Criticizing

Concept: Generally, there are two means of giving feedback to another person—advice or criticism. Those who favor empathy and understanding of others wish for other well-intentioned people to succeed in their goals and offer advice to help them. A narcissist is averse to the success of others as another’s success threatens the narcissist’s self-esteem (due to seeing that success as a personal loss). To avoid this outcome, they often couch their feedback as advice but give criticism and thus attempt to lower the other’s self-esteem. This serves the dual purpose of making the receiver doubt their ability to achieve success to sow doubt and increase the chance of failure, but also to prop up the narcissist’s fragile ego when the receiver believes the criticism and thus validates the narcissist’s superiority.

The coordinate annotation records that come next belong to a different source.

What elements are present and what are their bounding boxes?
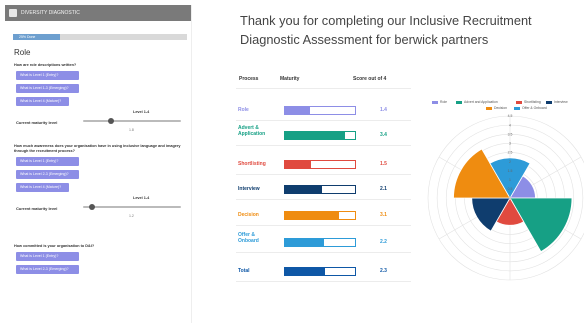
score-value: 2.1	[380, 186, 387, 192]
level-2-3-button[interactable]: What is Level 2-3 (Emerging)?	[16, 265, 79, 274]
level-1-button[interactable]: What is Level 1 (Entry)?	[16, 71, 79, 80]
brand-logo-icon	[9, 9, 17, 17]
radial-tick-label: 0	[509, 196, 511, 200]
slider-value: 1.8	[129, 128, 134, 132]
slider-value: 1.2	[129, 214, 134, 218]
process-label: Role	[238, 107, 249, 113]
legend-item[interactable]: Interview	[546, 100, 568, 104]
results-panel: Thank you for completing our Inclusive R…	[236, 0, 584, 323]
column-header-process: Process	[239, 76, 259, 82]
score-value: 1.5	[380, 161, 387, 167]
legend-item[interactable]: Advert and Application	[456, 100, 498, 104]
legend-label: Advert and Application	[464, 100, 498, 104]
row-divider	[236, 252, 411, 253]
progress-bar: 25% Done	[13, 34, 187, 40]
slider-label: Current maturity level	[16, 120, 58, 125]
maturity-bar	[284, 131, 356, 140]
legend-swatch	[456, 100, 462, 104]
maturity-slider-1: Level 1-4 Current maturity level 1.8	[5, 110, 191, 142]
row-divider	[236, 145, 411, 146]
question-2-text: How much awareness does your organisatio…	[14, 144, 181, 153]
maturity-bar	[284, 185, 356, 194]
legend-item[interactable]: Shortlisting	[516, 100, 541, 104]
row-divider	[236, 225, 411, 226]
radial-tick-label: 4	[509, 123, 511, 127]
legend-label: Shortlisting	[524, 100, 541, 104]
radial-tick-label: 2	[509, 160, 511, 164]
header-title: DIVERSITY DIAGNOSTIC	[21, 10, 80, 16]
maturity-bar-fill	[285, 239, 324, 246]
maturity-bar-fill	[285, 107, 310, 114]
score-value: 3.4	[380, 132, 387, 138]
radial-tick-label: 3.5	[508, 132, 513, 136]
section-title: Role	[14, 48, 31, 57]
maturity-bar	[284, 211, 356, 220]
level-1-button[interactable]: What is Level 1 (Entry)?	[16, 252, 79, 261]
row-divider	[236, 199, 411, 200]
legend-swatch	[516, 100, 522, 104]
slider-handle[interactable]	[107, 118, 114, 124]
score-value: 2.2	[380, 239, 387, 245]
level-2-3-button[interactable]: What is Level 1-3 (Emerging)?	[16, 84, 79, 93]
slider-handle[interactable]	[89, 204, 96, 210]
process-label: Interview	[238, 186, 260, 192]
slider-range-label: Level 1-4	[133, 196, 150, 200]
progress-label: 25% Done	[19, 35, 36, 39]
slider-track[interactable]	[83, 118, 181, 124]
maturity-bar	[284, 267, 356, 276]
process-label: Offer & Onboard	[238, 232, 259, 244]
maturity-bar-fill	[285, 212, 340, 219]
legend-item[interactable]: Role	[432, 100, 447, 104]
level-2-3-button[interactable]: What is Level 2-3 (Emerging)?	[16, 170, 79, 179]
level-1-button[interactable]: What is Level 1 (Entry)?	[16, 157, 79, 166]
score-value: 2.3	[380, 268, 387, 274]
question-1-text: How are role descriptions written?	[14, 63, 77, 67]
radial-tick-label: 0.5	[508, 187, 513, 191]
maturity-bar-fill	[285, 186, 322, 193]
polar-wedge	[509, 197, 573, 253]
maturity-bar-fill	[285, 268, 326, 275]
level-4-button[interactable]: What is Level 4 (Mature)?	[16, 97, 69, 106]
process-label: Shortlisting	[238, 161, 266, 167]
radial-tick-label: 3	[509, 142, 511, 146]
process-label: Decision	[238, 212, 259, 218]
maturity-bar-fill	[285, 161, 312, 168]
legend-label: Role	[440, 100, 447, 104]
score-value: 3.1	[380, 212, 387, 218]
radial-tick-label: 4.5	[508, 114, 513, 118]
row-divider	[236, 174, 411, 175]
row-divider	[236, 120, 411, 121]
slider-range-label: Level 1-4	[133, 110, 150, 114]
maturity-bar-fill	[285, 132, 345, 139]
score-value: 1.4	[380, 107, 387, 113]
legend-label: Interview	[554, 100, 568, 104]
process-label: Advert & Application	[238, 125, 266, 137]
level-4-button[interactable]: What is Level 4 (Mature)?	[16, 183, 69, 192]
radial-tick-label: 1.5	[508, 169, 513, 173]
maturity-bar	[284, 238, 356, 247]
maturity-bar	[284, 160, 356, 169]
legend-swatch	[546, 100, 552, 104]
app-header: DIVERSITY DIAGNOSTIC	[5, 5, 191, 21]
maturity-bar	[284, 106, 356, 115]
row-divider	[236, 281, 411, 282]
legend-swatch	[432, 100, 438, 104]
slider-label: Current maturity level	[16, 206, 58, 211]
column-header-score: Score out of 4	[353, 76, 387, 82]
polar-area-chart: 0 0.5 1 1.5 2 2.5 3 3.5 4 4.5	[427, 114, 584, 281]
column-header-maturity: Maturity	[280, 76, 300, 82]
radial-tick-label: 2.5	[508, 151, 513, 155]
slider-track[interactable]	[83, 204, 181, 210]
maturity-slider-2: Level 1-4 Current maturity level 1.2	[5, 196, 191, 228]
question-3-text: How committed is your organisation to D&…	[14, 244, 95, 248]
header-divider	[236, 88, 411, 89]
process-label: Total	[238, 268, 250, 274]
page-title: Thank you for completing our Inclusive R…	[240, 13, 532, 47]
questionnaire-panel: DIVERSITY DIAGNOSTIC 25% Done Role How a…	[5, 5, 192, 323]
radial-tick-label: 1	[509, 178, 511, 182]
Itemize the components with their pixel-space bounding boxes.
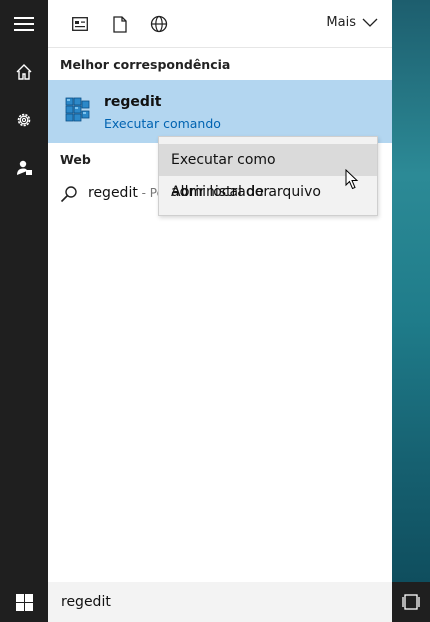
task-view-button[interactable]: [392, 582, 430, 622]
windows-logo-icon: [15, 593, 33, 611]
search-input[interactable]: [48, 582, 392, 622]
search-icon: [60, 186, 77, 203]
web-suggestion-query: regedit: [88, 185, 138, 201]
documents-filter-icon: [113, 15, 127, 33]
best-match-heading: Melhor correspondência: [60, 57, 231, 72]
more-label: Mais: [326, 15, 356, 30]
desktop-background: [392, 0, 430, 582]
filter-bar: Mais: [48, 0, 392, 48]
taskbar: [0, 582, 430, 622]
feedback-button[interactable]: [0, 144, 48, 192]
gear-icon: [17, 113, 31, 127]
web-filter-icon: [150, 15, 168, 33]
menu-icon: [14, 17, 34, 31]
search-results-panel: Mais Melhor correspondência regedit Exec…: [48, 0, 392, 582]
web-heading: Web: [60, 152, 91, 167]
best-match-title: regedit: [104, 94, 162, 110]
best-match-subtitle: Executar comando: [104, 116, 221, 131]
documents-filter-button[interactable]: [108, 12, 132, 36]
web-filter-button[interactable]: [147, 12, 171, 36]
apps-filter-button[interactable]: [68, 12, 92, 36]
apps-filter-icon: [72, 17, 88, 31]
start-sidebar: [0, 0, 48, 582]
taskbar-search-box: [48, 582, 392, 622]
settings-button[interactable]: [0, 96, 48, 144]
best-match-result[interactable]: regedit Executar comando: [48, 80, 392, 143]
regedit-app-icon: [65, 97, 90, 122]
person-icon: [17, 160, 32, 175]
hamburger-menu-button[interactable]: [0, 0, 48, 48]
start-button[interactable]: [0, 582, 48, 622]
more-filters-button[interactable]: Mais: [326, 15, 378, 30]
home-button[interactable]: [0, 48, 48, 96]
chevron-down-icon: [362, 18, 378, 27]
task-view-icon: [402, 594, 420, 610]
home-icon: [16, 64, 32, 80]
mouse-cursor-icon: [345, 169, 359, 190]
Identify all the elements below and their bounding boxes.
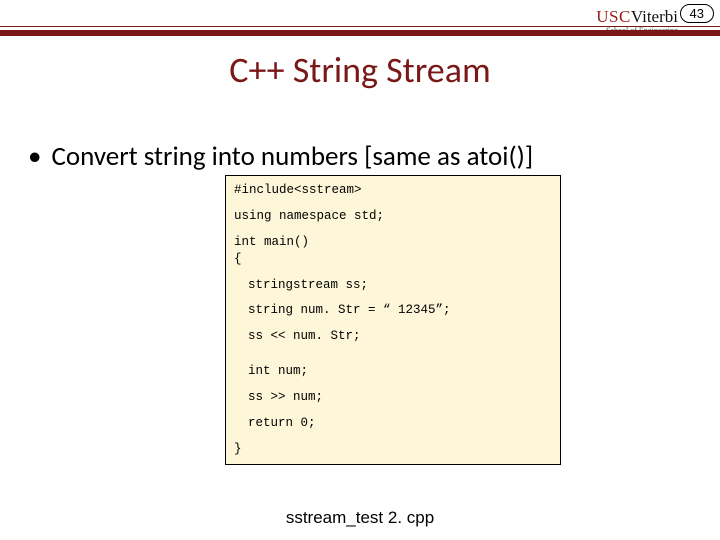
bullet-dot-icon: • (28, 140, 41, 173)
code-line: } (234, 441, 552, 458)
slide-title: C++ String Stream (0, 48, 720, 92)
bullet-text: Convert string into numbers [same as ato… (51, 140, 533, 173)
code-line: int main() (234, 234, 552, 251)
logo-usc: USC (596, 7, 631, 26)
bullet-line: • Convert string into numbers [same as at… (28, 140, 533, 173)
code-line: ss >> num; (234, 389, 552, 406)
code-block: #include<sstream> using namespace std; i… (225, 175, 561, 465)
page-number: 43 (680, 4, 714, 23)
code-caption: sstream_test 2. cpp (0, 508, 720, 528)
code-line: { (234, 251, 552, 268)
code-line: return 0; (234, 415, 552, 432)
header-divider (0, 30, 720, 36)
code-line: stringstream ss; (234, 277, 552, 294)
code-line: using namespace std; (234, 208, 552, 225)
logo-viterbi: Viterbi (631, 7, 678, 26)
code-line: string num. Str = “ 12345”; (234, 302, 552, 319)
code-line: #include<sstream> (234, 182, 552, 199)
code-line: ss << num. Str; (234, 328, 552, 345)
code-line: int num; (234, 363, 552, 380)
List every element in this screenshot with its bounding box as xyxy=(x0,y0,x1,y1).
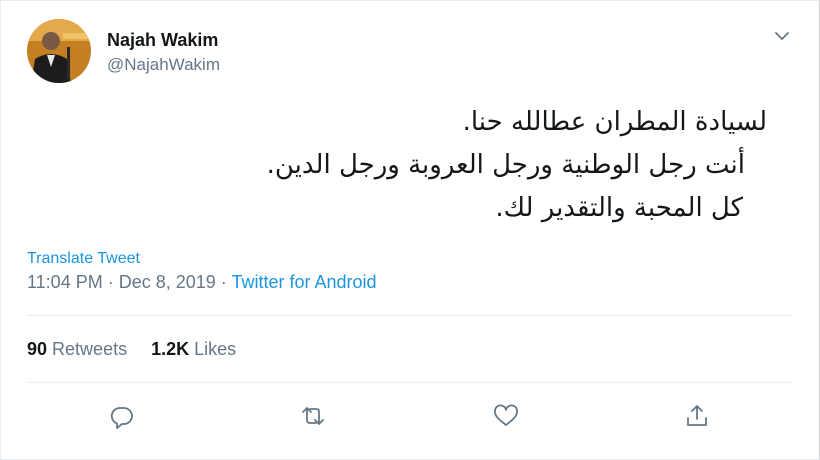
tweet-date[interactable]: Dec 8, 2019 xyxy=(119,272,216,292)
reply-icon[interactable] xyxy=(108,402,136,430)
translate-tweet-link[interactable]: Translate Tweet xyxy=(27,250,140,268)
meta-separator: · xyxy=(215,272,232,292)
likes-label: Likes xyxy=(194,339,237,359)
display-name[interactable]: Najah Wakim xyxy=(107,30,218,51)
tweet-line: لسيادة المطران عطالله حنا. xyxy=(462,107,767,137)
tweet-line: أنت رجل الوطنية ورجل العروبة ورجل الدين. xyxy=(266,150,745,180)
likes-stat[interactable]: 1.2K Likes xyxy=(151,339,236,360)
engagement-stats: 90 Retweets 1.2K Likes xyxy=(27,339,260,360)
user-handle[interactable]: @NajahWakim xyxy=(107,55,220,75)
likes-count: 1.2K xyxy=(151,339,190,359)
tweet-time[interactable]: 11:04 PM xyxy=(27,272,103,292)
retweets-count: 90 xyxy=(27,339,48,359)
tweet-metadata: 11:04 PM · Dec 8, 2019 · Twitter for And… xyxy=(27,272,377,293)
heart-icon[interactable] xyxy=(492,402,520,430)
retweets-stat[interactable]: 90 Retweets xyxy=(27,339,127,360)
tweet-source-link[interactable]: Twitter for Android xyxy=(231,272,376,292)
divider xyxy=(27,382,793,383)
chevron-down-icon[interactable] xyxy=(771,25,793,47)
share-icon[interactable] xyxy=(683,402,711,430)
tweet-line: كل المحبة والتقدير لك. xyxy=(495,193,743,223)
meta-separator: · xyxy=(102,272,119,292)
divider xyxy=(27,315,793,316)
avatar[interactable] xyxy=(27,19,91,83)
tweet-text: لسيادة المطران عطالله حنا. أنت رجل الوطن… xyxy=(87,101,767,230)
retweet-icon[interactable] xyxy=(299,402,327,430)
tweet-card: Najah Wakim @NajahWakim لسيادة المطران ع… xyxy=(0,0,820,460)
retweets-label: Retweets xyxy=(52,339,128,359)
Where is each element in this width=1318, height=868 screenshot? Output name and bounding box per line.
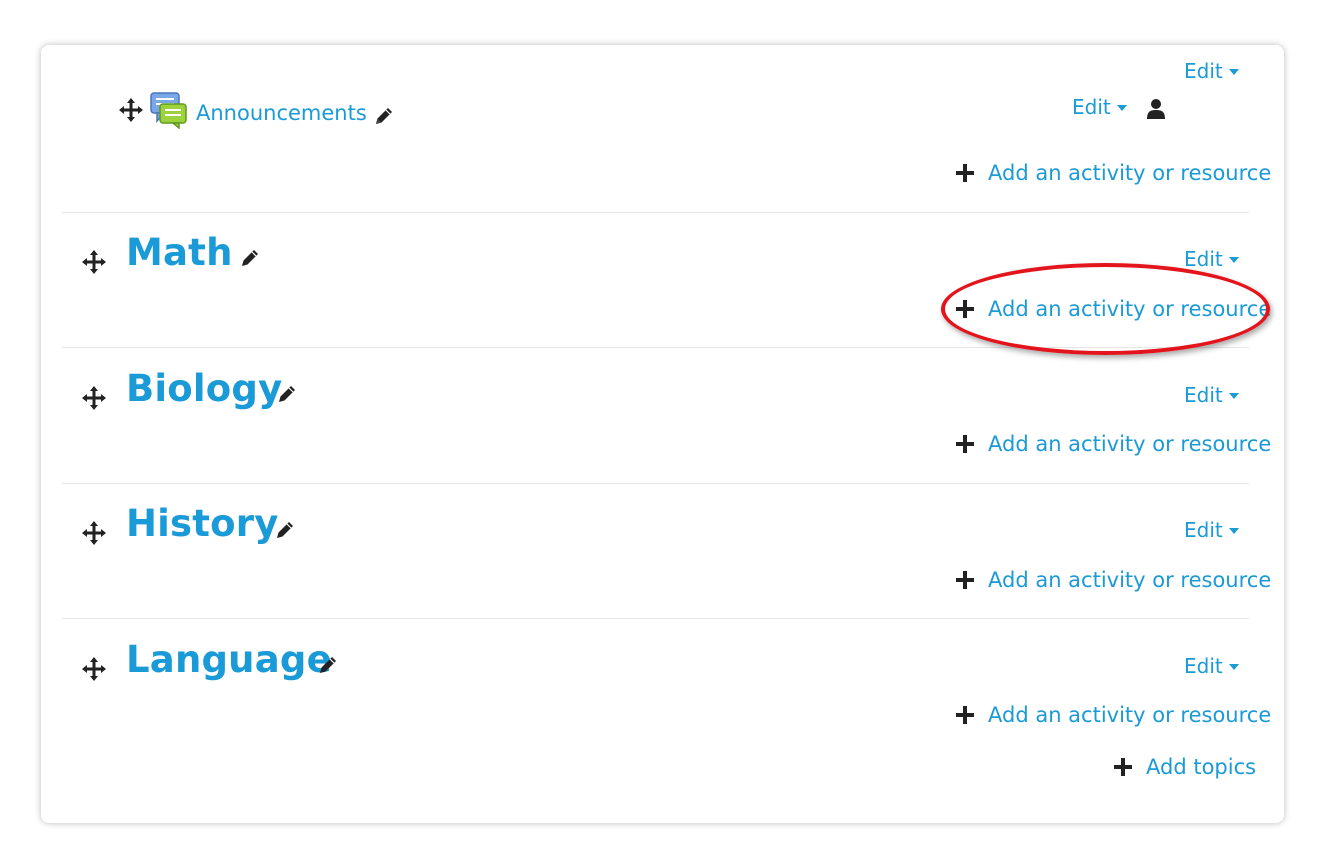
biology-add-activity-button[interactable]: Add an activity or resource [956, 432, 1271, 456]
plus-icon [956, 164, 974, 182]
move-icon[interactable] [81, 656, 107, 686]
plus-icon [956, 435, 974, 453]
activity-edit-menu[interactable]: Edit [1072, 95, 1127, 119]
plus-icon [956, 706, 974, 724]
add-activity-label: Add an activity or resource [988, 432, 1272, 456]
add-activity-label: Add an activity or resource [988, 568, 1272, 592]
edit-label: Edit [1184, 383, 1223, 407]
add-activity-label: Add an activity or resource [988, 297, 1272, 321]
section-divider [62, 483, 1249, 484]
plus-icon [956, 300, 974, 318]
move-icon[interactable] [81, 520, 107, 550]
biology-section-edit-menu[interactable]: Edit [1184, 383, 1239, 407]
section-title-biology[interactable]: Biology [126, 367, 282, 410]
add-activity-label: Add an activity or resource [988, 161, 1272, 185]
section-divider [62, 212, 1249, 213]
pencil-icon[interactable] [276, 383, 298, 409]
caret-down-icon [1228, 528, 1239, 534]
math-section-edit-menu[interactable]: Edit [1184, 247, 1239, 271]
section-title-history[interactable]: History [126, 502, 279, 545]
course-sections-card: Edit Announcements Edit Add an activity … [41, 45, 1284, 823]
history-add-activity-button[interactable]: Add an activity or resource [956, 568, 1271, 592]
history-section-edit-menu[interactable]: Edit [1184, 518, 1239, 542]
add-topics-button[interactable]: Add topics [1114, 755, 1256, 779]
user-icon[interactable] [1146, 98, 1166, 124]
language-section-edit-menu[interactable]: Edit [1184, 654, 1239, 678]
pencil-icon[interactable] [317, 654, 339, 680]
plus-icon [1114, 758, 1132, 776]
section-title-math[interactable]: Math [126, 231, 233, 274]
move-icon[interactable] [81, 249, 107, 279]
activity-link-announcements[interactable]: Announcements [196, 101, 367, 125]
edit-label: Edit [1184, 59, 1223, 83]
add-topics-label: Add topics [1146, 755, 1257, 779]
edit-label: Edit [1184, 518, 1223, 542]
edit-label: Edit [1184, 654, 1223, 678]
math-add-activity-button[interactable]: Add an activity or resource [956, 297, 1271, 321]
general-section-edit-menu[interactable]: Edit [1184, 59, 1239, 83]
edit-label: Edit [1184, 247, 1223, 271]
add-activity-label: Add an activity or resource [988, 703, 1272, 727]
caret-down-icon [1228, 257, 1239, 263]
pencil-icon[interactable] [274, 519, 296, 545]
edit-label: Edit [1072, 95, 1111, 119]
section-title-language[interactable]: Language [126, 638, 332, 681]
pencil-icon[interactable] [239, 247, 261, 273]
language-add-activity-button[interactable]: Add an activity or resource [956, 703, 1271, 727]
section-divider [62, 347, 1249, 348]
move-icon[interactable] [118, 97, 144, 127]
plus-icon [956, 571, 974, 589]
caret-down-icon [1228, 393, 1239, 399]
pencil-icon[interactable] [373, 105, 395, 131]
move-icon[interactable] [81, 385, 107, 415]
caret-down-icon [1228, 664, 1239, 670]
caret-down-icon [1116, 105, 1127, 111]
caret-down-icon [1228, 69, 1239, 75]
general-add-activity-button[interactable]: Add an activity or resource [956, 161, 1271, 185]
forum-icon [149, 91, 189, 133]
section-divider [62, 618, 1249, 619]
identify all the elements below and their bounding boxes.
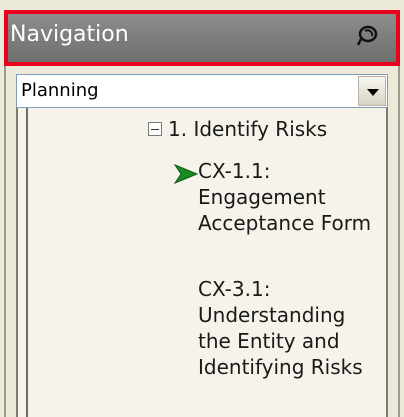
- phase-dropdown[interactable]: Planning: [16, 74, 388, 108]
- collapse-icon[interactable]: [148, 122, 162, 136]
- pin-icon[interactable]: [354, 23, 380, 49]
- tree-item-line: Acceptance Form: [198, 211, 372, 235]
- tree-item-line: Understanding: [198, 303, 346, 327]
- tree-item-line: Identifying Risks: [198, 355, 363, 379]
- navigation-title: Navigation: [10, 22, 129, 47]
- tree-item-line: Engagement: [198, 185, 326, 209]
- navigation-tree: 1. Identify Risks CX-1.1: Engagement Acc…: [16, 108, 388, 417]
- navigation-panel: Navigation Planning 1. Identify Risks CX…: [0, 0, 404, 417]
- green-arrow-icon: [174, 164, 198, 184]
- tree-guide-line: [26, 108, 28, 417]
- tree-item-line: CX-3.1:: [198, 277, 271, 301]
- chevron-down-icon[interactable]: [358, 76, 386, 106]
- tree-item-cx-3-1[interactable]: CX-3.1: Understanding the Entity and Ide…: [198, 276, 363, 380]
- tree-section-identify-risks[interactable]: 1. Identify Risks: [168, 116, 327, 142]
- phase-dropdown-value: Planning: [21, 80, 99, 101]
- navigation-header[interactable]: Navigation: [4, 10, 400, 66]
- tree-item-line: the Entity and: [198, 329, 340, 353]
- tree-item-cx-1-1[interactable]: CX-1.1: Engagement Acceptance Form: [198, 158, 371, 236]
- tree-item-line: CX-1.1:: [198, 159, 271, 183]
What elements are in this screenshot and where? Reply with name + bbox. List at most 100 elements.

Testing someone who you suspect of narcissism: Figure out some goal that would benefit you but not the suspected narcissist to ensure a pure test. Ask the suspected narcissist for advice on how to achieve that goal and reason about whether the response falls into the category of criticism or advice. If you hear words like, “You don’t seem ready for that” or “I don’t think you have what it takes,” those are some good indications of their narcissistic disposition.

Examples:

  1. “Yeah, I don’t think you should ask Sonia to marry you unless you want to be disappointed. Honestly, I get the sense she knows she can do better but feels bad for you because, well, you know.”
  2. “He only succeeded because of luck! Everyone knows Rashad is a moron.”
  3. “She’s always going to fail because she’s a backstabber and a traitor.”

Advice: Criticism is about a person on a personal level. Anyone may criticize others, but when someone does this as the default position, it exposes people as more self-serving than other serving. You should ask yourself when in or starting a relationship with a narcissist, “How long before they do battle against my self-esteem too?”